Stories & Reflections
On May 13, 1917, the children purportedly saw a lady “brighter than the sun, shedding rays of light clearer and stronger than a crystal goblet filled with the most sparkling water and pierced by the burning rays of the sun”. The woman wore a white mantle edged with gold and held a rosary in her hand. She asked them to devote themselves to the Holy Trinity and to pray “the Rosary every day, to bring peace to the world and an end to the war”. While they had never spoken to anyone about the angel, Jacinta divulged her sightings to her family despite Lucia’s admonition to keep this experience private. Her disbelieving mother told neighbors as a joke, and within a day the whole village knew.
The children said that they had been bidden to return to the Cova da Iria on the thirteenth of the following month. Lucia’s mother sought counsel from the parish priest, Father Ferriera, who suggested she allow them to go and bring Lucia to him afterward that he might question her. The second appearance occurred on June 13, the feast of St. Anthony, patron of the local parish church. On this occasion the lady revealed that Francisco and Jacinta would be taken to Heaven soon but Lucia would live longer in order to spread her message and devotion to the Immaculate Heart. As the account of this meeting was written after the deaths of Francisco and Jacinta, it may be an instance of retrospective prophecy.
At this same visit, the lady told them to say the Rosary daily in honor of Our Lady of the Rosary to obtain peace and the end of the war. (Three months earlier, on April 21, the first contingent of Portuguese soldiers had embarked for the front lines.) The lady also allegedly revealed to the children a vision of hell, and entrusted to them a secret, “that was good for some and bad for others”. Ferreira later stated that Lucia told him that the lady told her, “I want you to come back on the thirteenth and to learn to read in order to understand what I want of you. …I don’t want more.”
Thousands of people flocked to Fátima and Aljustrel in the following months, drawn by reports of visions and miracles.
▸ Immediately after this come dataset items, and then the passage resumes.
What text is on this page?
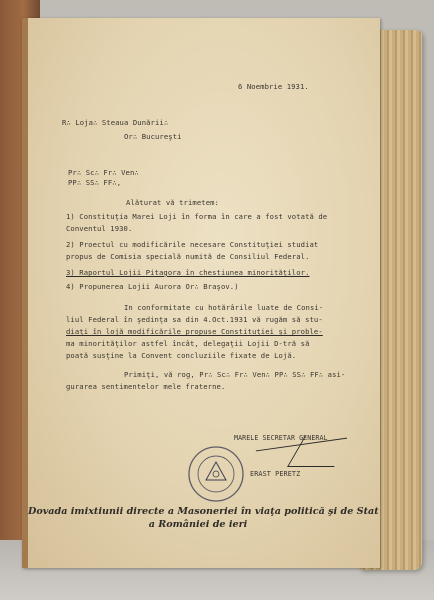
6 Noembrie 1931.
R∴ Loja∴ Steaua Dunării∴
Or∴ Bucureşti
Pr∴ Sc∴ Fr∴ Ven∴
PP∴ SS∴ FF∴,
Alăturat vă trimetem:
1) Constituţia Marei Loji în forma în care a fost votată de
Conventul 1930.
2) Proectul cu modificările necesare Constituţiei studiat
propus de Comisia specială numită de Consiliul Federal.
3) Raportul Lojii Pitagora în chestiunea minorităţilor.
4) Propunerea Lojii Aurora Or∴ Braşov.)
In conformitate cu hotărârile luate de Consi-
liul Federal în şedinţa sa din 4.Oct.1931 vă rugăm să stu-
diaţi în lojă modificările propuse Constituţiei şi proble-
ma minorităţilor astfel încât, delegaţii Lojii D-tră să
poată susţine la Convent concluziile fixate de Lojă.
Primiţi, vă rog, Pr∴ Sc∴ Fr∴ Ven∴ PP∴ SS∴ FF∴ asi-
gurarea sentimentelor mele fraterne.
MARELE SECRETAR GENERAL
ERAST PERETZ
Dovada imixtiunii directe a Masoneriei în viaţa politică şi de Stat
a României de ieri
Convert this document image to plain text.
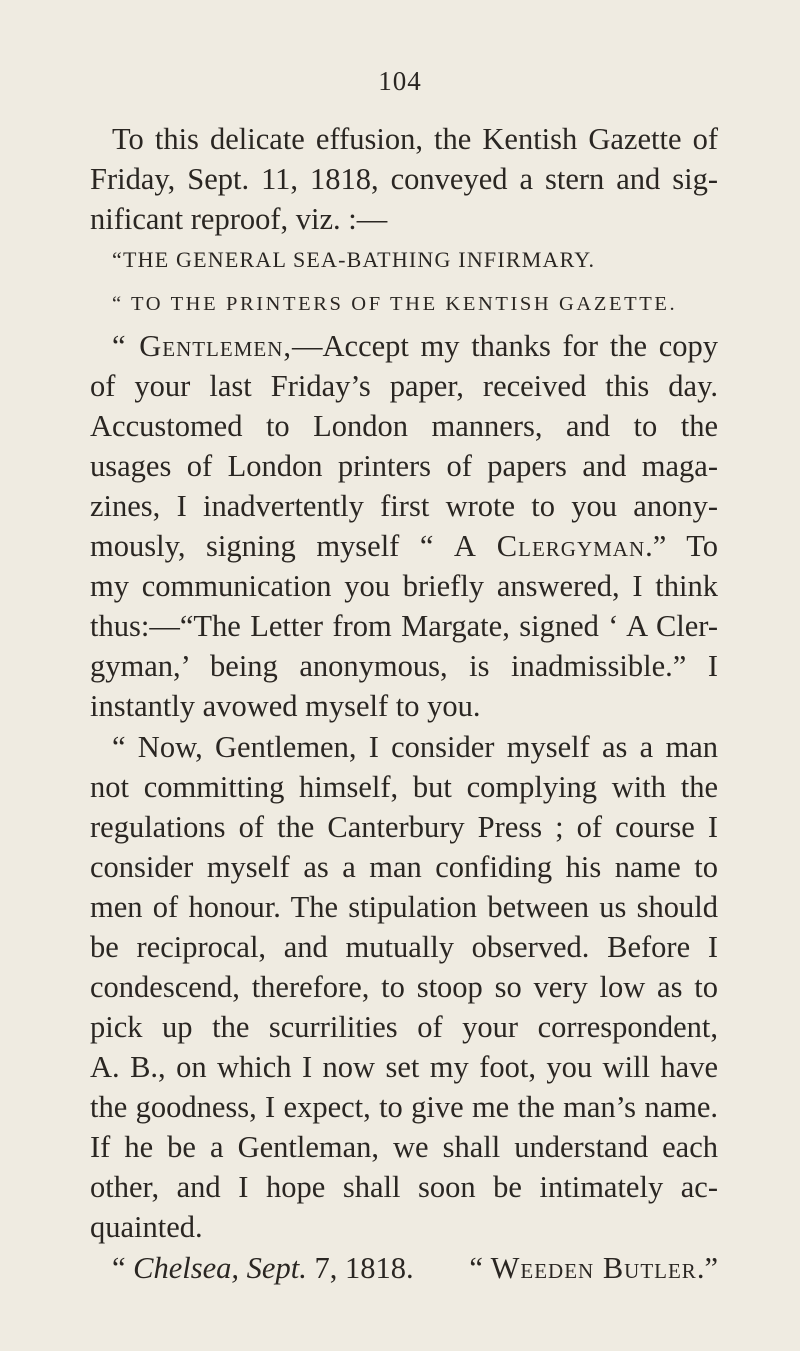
104
To this delicate effusion, the Kentish Gazette of
Friday, Sept. 11, 1818, conveyed a stern and sig-
nificant reproof, viz. :—
“THE GENERAL SEA-BATHING INFIRMARY.
“ TO THE PRINTERS OF THE KENTISH GAZETTE.
“ Gentlemen,—Accept my thanks for the copy
of your last Friday’s paper, received this day.
Accustomed to London manners, and to the
usages of London printers of papers and maga-
zines, I inadvertently first wrote to you anony-
mously, signing myself “ A Clergyman.” To
my communication you briefly answered, I think
thus:—“The Letter from Margate, signed ‘ A Cler-
gyman,’ being anonymous, is inadmissible.” I
instantly avowed myself to you.
“ Now, Gentlemen, I consider myself as a man
not committing himself, but complying with the
regulations of the Canterbury Press ; of course I
consider myself as a man confiding his name to
men of honour. The stipulation between us should
be reciprocal, and mutually observed. Before I
condescend, therefore, to stoop so very low as to
pick up the scurrilities of your correspondent,
A. B., on which I now set my foot, you will have
the goodness, I expect, to give me the man’s name.
If he be a Gentleman, we shall understand each
other, and I hope shall soon be intimately ac-
quainted.
“ Chelsea, Sept. 7, 1818. “ Weeden Butler.”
On August 13, 1917, the provincial administrator Artur Santos (no relation to Lúcia Santos), believing that the events were politically disruptive, intercepted and jailed the children before they could reach the Cova da Iria. The administrator interrogated and threatened the children to get them to divulge the contents of the secrets. Maria’s mother hoped the officials could persuade the children to end the affair and admit that they had lied. Lúcia told him everything short of the secrets, and offered to ask the Lady for permission to tell the Administrator the secrets. That month, instead of the usual apparition in the Cova da Iria on the 13th, the children reported that they saw the Virgin Mary on 15 August, the Feast of the Assumption, at nearby Valinhos.
The three children claimed to have experienced in total six apparitions of the Blessed Virgin Mary between May 13 and October 13, 1917.
John Paul II credited Our Lady of Fátima with saving his life following an assassination attempt on the Feast of Our Lady of Fátima, 1981. He donated the bullet that wounded him to the Roman Catholic sanctuary at Fátima, Portugal and it was placed in the crown of the Virgin’s statue.